PM: What kind of services does the abused adult resource center provide?
JNH: You may want to refer to their website, but AARC provides many services to Bismarck and the surrounding area. There is a wonderful shelter in Bismarck, "Pam's House," named after a deceased victim. This is a secure, temporary shelter for women and children. The "Diane Zainhofsky Hope House" is a transitional center for women able to leave the temporary shelter, but not quite able to move out on their own. Diane Zainhofsky is the director of the Abused Adult Resource Center and started the program back in 1976. Housed within the AARC office building is the Family Safety Center, which provides supervised visitation and exchange services for families where there has been documented or suspected risk of abuse of the child. The Seeds of Hope thrift store features new and used items and clothing. As well as raising money to help pay for existing programs, the store serves as an employment and job training site for victims of domestic violence and sexual assault. AARC also started the PULSE community program, People United for Living in Safe Environments. This includes task force groups of police officers, medical professionals, social workers, legal professionals and business owners who, together, work to prevent and put in place protocols for domestic and sexual violence situations.
PM: What kind of volunteer work do you do for them?
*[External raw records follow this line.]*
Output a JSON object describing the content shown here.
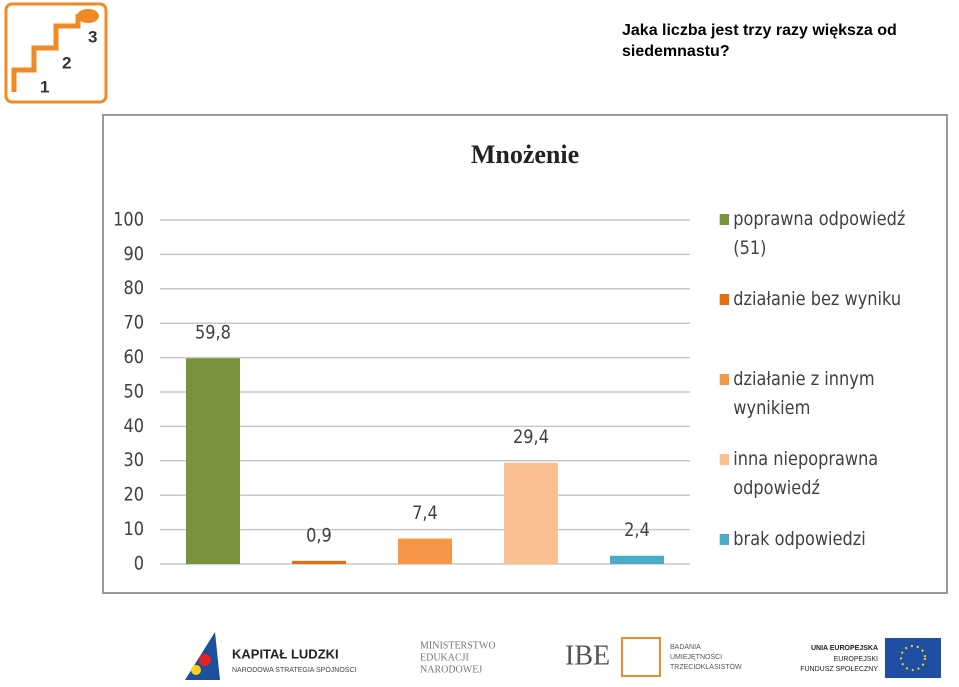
{
  "question": "Jaka liczba jest trzy razy większa od siedemnastu?",
  "top_logo": {
    "labels": [
      "1",
      "2",
      "3"
    ]
  },
  "footer_logos": {
    "kapital": {
      "title": "KAPITAŁ LUDZKI",
      "subtitle": "NARODOWA STRATEGIA SPÓJNOŚCI"
    },
    "men": {
      "lines": [
        "MINISTERSTWO",
        "EDUKACJI",
        "NARODOWEJ"
      ]
    },
    "ibe": {
      "title": "IBE",
      "lines": [
        "BADANIA",
        "UMIEJĘTNOŚCI",
        "TRZECIOKLASISTÓW"
      ]
    },
    "ue": {
      "lines": [
        "UNIA EUROPEJSKA",
        "EUROPEJSKI",
        "FUNDUSZ SPOŁECZNY"
      ]
    }
  },
  "chart_data": {
    "type": "bar",
    "title": "Mnożenie",
    "categories": [
      "poprawna odpowiedź (51)",
      "działanie bez wyniku",
      "działanie z innym wynikiem",
      "inna niepoprawna odpowiedź",
      "brak odpowiedzi"
    ],
    "values": [
      59.8,
      0.9,
      7.4,
      29.4,
      2.4
    ],
    "value_labels": [
      "59,8",
      "0,9",
      "7,4",
      "29,4",
      "2,4"
    ],
    "colors": [
      "#77933c",
      "#e46c0a",
      "#f79646",
      "#fac090",
      "#4bacc6"
    ],
    "ylim": [
      0,
      100
    ],
    "yticks": [
      0,
      10,
      20,
      30,
      40,
      50,
      60,
      70,
      80,
      90,
      100
    ],
    "grid": true,
    "legend": "right"
  }
}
JNH: I have done a little bit of everything: straightening up and relocating misplaced items at the Seeds of Hope store; marking the way and manning a water station for fundraising walks; refereeing volleyball matches for a fundraising tournament; manning the refreshment and T-shirt station for the volleyball tournament (even when it was freezing cold out a couple of years ago, when the sand volleyball was relocated because of the Missouri River flooding!); answering the crisis call line after-hours, which sometimes meant driving to the emergency room to be with a client or the police station or meeting her at the shelter (Pam's House). THAT is a whole 'nother story! But, in 2006, I logged 2006 hours, mostly being on-call on the phones and received the AARC's Volunteer of the Year award. (The hours and the year were totally coincidental!)